12. First Approach : Leverage Updatable Numeric DocValues
1. Commit caveats:
a. Soft commits is NOT FREE.
Soft-commit in solr = IndexWriter.getReader() in lucene ==
flush + open .
There is NRTCachingDirectory, which caches the small
segment produced and makes it cheaper to do soft
commits. Details can found in McCandless’s post.
b. In Solr invalidate all caches and they have to be re-
generated on every commit. Some caches like filterCache
have a huge impact on performance. Warming them up
itself might take 2-3 minutes at times.
c. Warmup puts memory pressure on jvm and builds spikes
in allocations. Some caches like documentCache can’t
even be warmed up.
d. More commits ⇒ more segments ⇒ more merges
13. 2nd Approach. : NRT Store and Value Sources
http://lucene.apache.org/core/4_10_0/queries/org/apache/lucene/queries/function/ValueSource.html
- abstract FunctionValues getValues(Map context, AtomicReaderContext readerContext)
Gets the values for this reader and the context that was previously passed to createWeight()
http://lucene.apache.org/core/4_10_0/queries/org/apache/lucene/queries/function/FunctionValues.htm
FunctionValues
- boolean exists(int doc) : Returns true if there is a value for this document
- double doubleVal(int doc)
Value Sources Allowed us to Plug External Data sources right inside Solr.

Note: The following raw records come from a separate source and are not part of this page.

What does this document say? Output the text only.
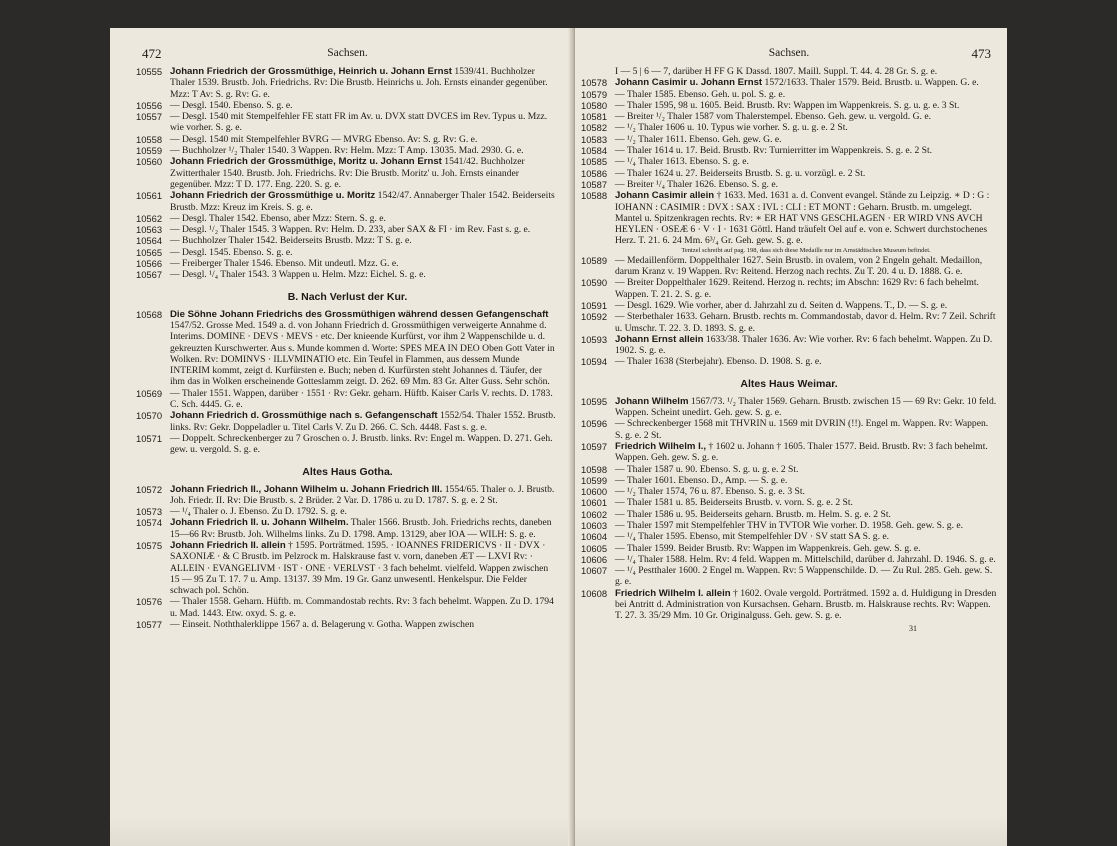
472	Sachsen.

10555 Johann Friedrich der Grossmüthige, Heinrich u. Johann Ernst 1539/41. Buchholzer Thaler 1539. Brustb. Joh. Friedrichs. Rv: Die Brustb. Heinrichs u. Joh. Ernsts einander gegenüber. Mzz: T Av: S. g. Rv: G. e.

10556 — Desgl. 1540. Ebenso. S. g. e.

10557 — Desgl. 1540 mit Stempelfehler FE statt FR im Av. u. DVX statt DVCES im Rev. Typus u. Mzz. wie vorher. S. g. e.

10558 — Desgl. 1540 mit Stempelfehler BVRG — MVRG Ebenso. Av: S. g. Rv: G. e.

10559 — Buchholzer ¹/₂ Thaler 1540. 3 Wappen. Rv: Helm. Mzz: T Amp. 13035. Mad. 2930. G. e.

10560 Johann Friedrich der Grossmüthige, Moritz u. Johann Ernst 1541/42. Buchholzer Zwitterthaler 1540. Brustb. Joh. Friedrichs. Rv: Die Brustb. Moritz' u. Joh. Ernsts einander gegenüber. Mzz: T D. 177. Eng. 220. S. g. e.

10561 Johann Friedrich der Grossmüthige u. Moritz 1542/47. Annaberger Thaler 1542. Beiderseits Brustb. Mzz: Kreuz im Kreis. S. g. e.

10562 — Desgl. Thaler 1542. Ebenso, aber Mzz: Stern. S. g. e.

10563 — Desgl. ¹/₂ Thaler 1545. 3 Wappen. Rv: Helm. D. 233, aber SAX & FI · im Rev. Fast s. g. e.

10564 — Buchholzer Thaler 1542. Beiderseits Brustb. Mzz: T S. g. e.

10565 — Desgl. 1545. Ebenso. S. g. e.

10566 — Freiberger Thaler 1546. Ebenso. Mit undeutl. Mzz. G. e.

10567 — Desgl. ¹/₄ Thaler 1543. 3 Wappen u. Helm. Mzz: Eichel. S. g. e.

B. Nach Verlust der Kur.

10568 Die Söhne Johann Friedrichs des Grossmüthigen während dessen Gefangenschaft 1547/52. Grosse Med. 1549 a. d. von Johann Friedrich d. Grossmüthigen verweigerte Annahme d. Interims. DOMINE · DEVS · MEVS · etc. Der knieende Kurfürst, vor ihm 2 Wappenschilde u. d. gekreuzten Kurschwerter. Aus s. Munde kommen d. Worte: SPES MEA IN DEO Oben Gott Vater in Wolken. Rv: DOMINVS · ILLVMINATIO etc. Ein Teufel in Flammen, aus dessem Munde INTERIM kommt, zeigt d. Kurfürsten e. Buch; neben d. Kurfürsten steht Johannes d. Täufer, der ihm das in Wolken erscheinende Gotteslamm zeigt. D. 262. 69 Mm. 83 Gr. Alter Guss. Sehr schön.

10569 — Thaler 1551. Wappen, darüber · 1551 · Rv: Gekr. geharn. Hüftb. Kaiser Carls V. rechts. D. 1783. C. Sch. 4445. G. e.

10570 Johann Friedrich d. Grossmüthige nach s. Gefangenschaft 1552/54. Thaler 1552. Brustb. links. Rv: Gekr. Doppeladler u. Titel Carls V. Zu D. 266. C. Sch. 4448. Fast s. g. e.

10571 — Doppelt. Schreckenberger zu 7 Groschen o. J. Brustb. links. Rv: Engel m. Wappen. D. 271. Geh. gew. u. vergold. S. g. e.

Altes Haus Gotha.

10572 Johann Friedrich II., Johann Wilhelm u. Johann Friedrich III. 1554/65. Thaler o. J. Brustb. Joh. Friedr. II. Rv: Die Brustb. s. 2 Brüder. 2 Var. D. 1786 u. zu D. 1787. S. g. e. 2 St.

10573 — ¹/₄ Thaler o. J. Ebenso. Zu D. 1792. S. g. e.

10574 Johann Friedrich II. u. Johann Wilhelm. Thaler 1566. Brustb. Joh. Friedrichs rechts, daneben 15—66 Rv: Brustb. Joh. Wilhelms links. Zu D. 1798. Amp. 13129, aber IOA — WILH: S. g. e.

10575 Johann Friedrich II. allein † 1595. Porträtmed. 1595. · IOANNES FRIDERICVS · II · DVX · SAXONIÆ · & C Brustb. im Pelzrock m. Halskrause fast v. vorn, daneben ÆT — LXVI Rv: · ALLEIN · EVANGELIVM · IST · ONE · VERLVST · 3 fach behelmt. vielfeld. Wappen zwischen 15 — 95 Zu T. 17. 7 u. Amp. 13137. 39 Mm. 19 Gr. Ganz unwesentl. Henkelspur. Die Felder schwach pol. Schön.

10576 — Thaler 1558. Geharn. Hüftb. m. Commandostab rechts. Rv: 3 fach behelmt. Wappen. Zu D. 1794 u. Mad. 1443. Etw. oxyd. S. g. e.

10577 — Einseit. Noththalerklippe 1567 a. d. Belagerung v. Gotha. Wappen zwischen

Sachsen.	473

I — 5 | 6 — 7, darüber H FF G K Dassd. 1807. Maill. Suppl. T. 44. 4. 28 Gr. S. g. e.

10578 Johann Casimir u. Johann Ernst 1572/1633. Thaler 1579. Beid. Brustb. u. Wappen. G. e.

10579 — Thaler 1585. Ebenso. Geh. u. pol. S. g. e.

10580 — Thaler 1595, 98 u. 1605. Beid. Brustb. Rv: Wappen im Wappenkreis. S. g. u. g. e. 3 St.

10581 — Breiter ¹/₂ Thaler 1587 vom Thalerstempel. Ebenso. Geh. gew. u. vergold. G. e.

10582 — ¹/₂ Thaler 1606 u. 10. Typus wie vorher. S. g. u. g. e. 2 St.

10583 — ¹/₂ Thaler 1611. Ebenso. Geh. gew. G. e.

10584 — Thaler 1614 u. 17. Beid. Brustb. Rv: Turnierritter im Wappenkreis. S. g. e. 2 St.

10585 — ¹/₄ Thaler 1613. Ebenso. S. g. e.

10586 — Thaler 1624 u. 27. Beiderseits Brustb. S. g. u. vorzügl. e. 2 St.

10587 — Breiter ¹/₄ Thaler 1626. Ebenso. S. g. e.

10588 Johann Casimir allein † 1633. Med. 1631 a. d. Convent evangel. Stände zu Leipzig. ∗ D : G : IOHANN : CASIMIR : DVX : SAX : IVL : CLI : ET MONT : Geharn. Brustb. m. umgelegt. Mantel u. Spitzenkragen rechts. Rv: ∗ ER HAT VNS GESCHLAGEN · ER WIRD VNS AVCH HEYLEN · OSEÆ 6 · V · I · 1631 Göttl. Hand träufelt Oel auf e. von e. Schwert durchstochenes Herz. T. 21. 6. 24 Mm. 6³/₄ Gr. Geh. gew. S. g. e.

Tentzel schreibt auf pag. 198, dass sich diese Medaille nur im Arnstädtischen Museum befindet.

10589 — Medaillenförm. Doppelthaler 1627. Sein Brustb. in ovalem, von 2 Engeln gehalt. Medaillon, darum Kranz v. 19 Wappen. Rv: Reitend. Herzog nach rechts. Zu T. 20. 4 u. D. 1888. G. e.

10590 — Breiter Doppelthaler 1629. Reitend. Herzog n. rechts; im Abschn: 1629 Rv: 6 fach behelmt. Wappen. T. 21. 2. S. g. e.

10591 — Desgl. 1629. Wie vorher, aber d. Jahrzahl zu d. Seiten d. Wappens. T., D. — S. g. e.

10592 — Sterbethaler 1633. Geharn. Brustb. rechts m. Commandostab, davor d. Helm. Rv: 7 Zeil. Schrift u. Umschr. T. 22. 3. D. 1893. S. g. e.

10593 Johann Ernst allein 1633/38. Thaler 1636. Av: Wie vorher. Rv: 6 fach behelmt. Wappen. Zu D. 1902. S. g. e.

10594 — Thaler 1638 (Sterbejahr). Ebenso. D. 1908. S. g. e.

Altes Haus Weimar.

10595 Johann Wilhelm 1567/73. ¹/₂ Thaler 1569. Geharn. Brustb. zwischen 15 — 69 Rv: Gekr. 10 feld. Wappen. Scheint unedirt. Geh. gew. S. g. e.

10596 — Schreckenberger 1568 mit THVRIN u. 1569 mit DVRIN (!!). Engel m. Wappen. Rv: Wappen. S. g. e. 2 St.

10597 Friedrich Wilhelm I., † 1602 u. Johann † 1605. Thaler 1577. Beid. Brustb. Rv: 3 fach behelmt. Wappen. Geh. gew. S. g. e.

10598 — Thaler 1587 u. 90. Ebenso. S. g. u. g. e. 2 St.

10599 — Thaler 1601. Ebenso. D., Amp. — S. g. e.

10600 — ¹/₂ Thaler 1574, 76 u. 87. Ebenso. S. g. e. 3 St.

10601 — Thaler 1581 u. 85. Beiderseits Brustb. v. vorn. S. g. e. 2 St.

10602 — Thaler 1586 u. 95. Beiderseits geharn. Brustb. m. Helm. S. g. e. 2 St.

10603 — Thaler 1597 mit Stempelfehler THV in TVTOR Wie vorher. D. 1958. Geh. gew. S. g. e.

10604 — ¹/₄ Thaler 1595. Ebenso, mit Stempelfehler DV · SV statt SA S. g. e.

10605 — Thaler 1599. Beider Brustb. Rv: Wappen im Wappenkreis. Geh. gew. S. g. e.

10606 — ¹/₄ Thaler 1588. Helm. Rv: 4 feld. Wappen m. Mittelschild, darüber d. Jahrzahl. D. 1946. S. g. e.

10607 — ¹/₄ Pestthaler 1600. 2 Engel m. Wappen. Rv: 5 Wappenschilde. D. — Zu Rul. 285. Geh. gew. S. g. e.

10608 Friedrich Wilhelm I. allein † 1602. Ovale vergold. Porträtmed. 1592 a. d. Huldigung in Dresden bei Antritt d. Administration von Kursachsen. Geharn. Brustb. m. Halskrause rechts. Rv: Wappen. T. 27. 3. 35/29 Mm. 10 Gr. Originalguss. Geh. gew. S. g. e.

31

These
external data need not be part of the index themselves, but should be easily retrievable.
Because they would be called millions of times and right inside a loop.
14. The Challenge
1. Entries in Solr caches have really no expiry time and have no way to invalidate entries.

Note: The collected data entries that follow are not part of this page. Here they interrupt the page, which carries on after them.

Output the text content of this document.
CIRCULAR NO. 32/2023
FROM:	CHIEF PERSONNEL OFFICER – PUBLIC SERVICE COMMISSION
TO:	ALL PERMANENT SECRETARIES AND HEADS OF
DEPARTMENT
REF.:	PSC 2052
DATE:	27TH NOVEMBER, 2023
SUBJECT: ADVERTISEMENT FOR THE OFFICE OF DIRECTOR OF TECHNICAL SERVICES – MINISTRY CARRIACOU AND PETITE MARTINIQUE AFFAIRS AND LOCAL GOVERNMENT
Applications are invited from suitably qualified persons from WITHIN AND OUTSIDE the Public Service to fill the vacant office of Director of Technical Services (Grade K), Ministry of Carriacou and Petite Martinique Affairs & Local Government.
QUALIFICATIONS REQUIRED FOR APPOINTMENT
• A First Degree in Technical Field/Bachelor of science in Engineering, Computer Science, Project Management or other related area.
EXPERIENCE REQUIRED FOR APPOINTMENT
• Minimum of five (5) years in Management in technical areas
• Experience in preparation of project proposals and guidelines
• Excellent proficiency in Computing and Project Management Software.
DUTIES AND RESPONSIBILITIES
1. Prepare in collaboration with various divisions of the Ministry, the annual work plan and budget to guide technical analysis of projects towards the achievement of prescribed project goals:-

2. Solution : Get rid of query cache altogether. But still, we have filterCache.
3. So now : matching and scoring had to be really fast.
a. Calls to value source need to be extremely fast. We have optimized them out, so
that they are as fast as accessing doc values.
b. The cost of ranking functions themselves. Some of the optimizations involved
getting and reducing cost of Math functions themselves
15. So the learnings
1. Understand your data, change rate and what you want to do with your data
2. Solr / Lucene have really good abstractions both around indexing and query. Both
provide you with a lot of hooks and plugins. Think through and take advantage of them.
3. Experiment, profile and benchmark. Delve into the APIs and internals.
4. The experts do help. The dense docValues and softcommits not being free, were direct
contributions of discussions with Shalin.
5. Learnt the hard way : It is really difficult to keep inverted index in sync. We actually built
a lucene-codecs (which built and updated inverted index in redis).